Religion is a variety of philosophy that generally is associated with the belief and reverence for theological concepts.
I make a stronger distinction between philosophy and religion.
Religion is more closely associated to
myth than to philosophy in my opinion, where 'myth' doesn't mean 'bullshit', but rather something like 'explanatory account presented as a narrative in the form of a story'. Philosophy is distinguished from that by its attempt to use rational argument and reasoning to justify everything.
For example, religion historically accounted for the origin of everything with creation stories (like the very abbreviated verses at the beginning of Genesis) and by
theogonies. The latter were more common and prevailed where different gods and goddesses were associated with (and served as personifications of) different aspects of reality. So the elaborate stories about which gods and goddesses gave birth to others, and what kind of conflicts and strife arose among them, represented early (more or less unconsciously allegorical) attempts to account for how the various aspects of reality relate to one another.
The earliest Greek philosophers in Ionia addressed the same issues, the origin of everything and how various aspects or reality relate and interact, but didn't personify them and tried to relate them using reasonable arguments.
That use of reason to address foundational issues is more of less definitive of philosophy in my view. Science didn't exist yet in ancient Greek times, though trial-and-error craft traditions certainly did. And until the 1800's science was most commonly referred to as 'natural philosophy' (that specialty of philosophy that addressed the natural world, alongside other specialties like logic, epistemology, ethics and aesthetics). So our distinction between philosophy and science is comparatively recent.
Anaximander imagined the original 'stuff' ('arche') of the universe as formlessness (his 'apeiron', 'without boundaries', the 'undefined'). Then he tried to imagine how it might have acquired definition and form (setting in motion
the form/matter metaphysics which is still very much alive today, in the form of things like
structural realism).
The Pythagoreans (Pythagoras seems to have been an Ionian who moved to southern Italy where his school was influential) used simple mathematics such as numbers as its explanatory principle, where mathematics more or less plays the role of Anaximander's perimeters, shapes and forms, and we still see something of that in theoretical physics today.

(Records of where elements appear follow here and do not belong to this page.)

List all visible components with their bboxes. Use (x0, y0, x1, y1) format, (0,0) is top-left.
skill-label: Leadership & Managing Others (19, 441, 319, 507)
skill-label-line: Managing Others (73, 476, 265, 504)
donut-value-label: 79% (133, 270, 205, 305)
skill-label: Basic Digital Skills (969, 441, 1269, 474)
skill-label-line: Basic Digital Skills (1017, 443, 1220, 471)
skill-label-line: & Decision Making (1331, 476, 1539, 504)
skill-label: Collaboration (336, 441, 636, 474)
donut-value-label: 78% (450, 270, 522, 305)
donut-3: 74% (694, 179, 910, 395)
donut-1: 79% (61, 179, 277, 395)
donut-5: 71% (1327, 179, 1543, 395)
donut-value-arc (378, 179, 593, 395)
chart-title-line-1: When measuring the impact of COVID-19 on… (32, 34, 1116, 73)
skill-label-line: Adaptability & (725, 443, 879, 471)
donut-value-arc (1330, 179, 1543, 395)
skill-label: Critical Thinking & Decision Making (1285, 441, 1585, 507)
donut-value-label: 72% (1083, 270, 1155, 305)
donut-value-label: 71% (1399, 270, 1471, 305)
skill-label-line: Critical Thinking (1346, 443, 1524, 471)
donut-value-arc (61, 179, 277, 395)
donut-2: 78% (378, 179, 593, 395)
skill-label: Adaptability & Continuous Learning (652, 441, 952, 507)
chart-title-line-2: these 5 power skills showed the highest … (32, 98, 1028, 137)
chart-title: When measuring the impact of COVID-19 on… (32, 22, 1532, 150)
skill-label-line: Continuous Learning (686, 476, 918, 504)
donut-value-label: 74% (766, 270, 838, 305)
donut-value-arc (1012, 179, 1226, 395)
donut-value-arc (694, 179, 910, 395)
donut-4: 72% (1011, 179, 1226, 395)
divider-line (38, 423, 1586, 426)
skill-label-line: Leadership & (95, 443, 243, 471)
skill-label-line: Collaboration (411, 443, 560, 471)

Atheistic spiritual authority? A shaman seeking knowledge through divination of animal parts is a prime example of theistic behavior, and hardly comparable to a mathematical analysis of strategic behavior by a modern ecologist. Now if the ecologist was also a practicing numerologist you might have a point.
Like theoretical physicists with the equations that they scrawl all over their chalkboards and believe explain the deepest mysteries of the universe?
I think that an ambiguity in the meaning of 'atheist' is exposed there. If 'atheism' means 'disbelief in the existence of gods' (including the big one the monotheists envision), then it's entirely possible to be spiritual without being a theist. (Imagine Theravadan Buddhist monks for whom gods may or may not exist but are irrelevant to their practice. The gods, should they exist, are probably more in need of enlightenment than we are.) But if 'atheism' is interpreted to mean 'non-religious' or even 'anti-religious' (as it often seems to be by the 'New Atheists') , then you might have a better point.
And I think that 'shamanism' might be best conceived as the belief that there is a higher spiritual world besides this one, and that the higher world can be contacted and influenced by ecstatic means (by altered states of consciousness). We supposedly all experience something of it in dreams. I think that it's entirely possible (and probably most common historically) to conceive of such powers and abilities among specially endowed people without belief in the existence of named and personified gods. There's just something powerful on a higher (abstract?) plane (the laws of physics?) which influences events down here in the world we inhabit. (Of course physicists don't typically believe that they can influence the laws of physics by psychedelic means, though some of the quantum idealists (and their intellectual ancestors, the Kantians) seem to come very close with their belief that consciousness constructs physical reality.)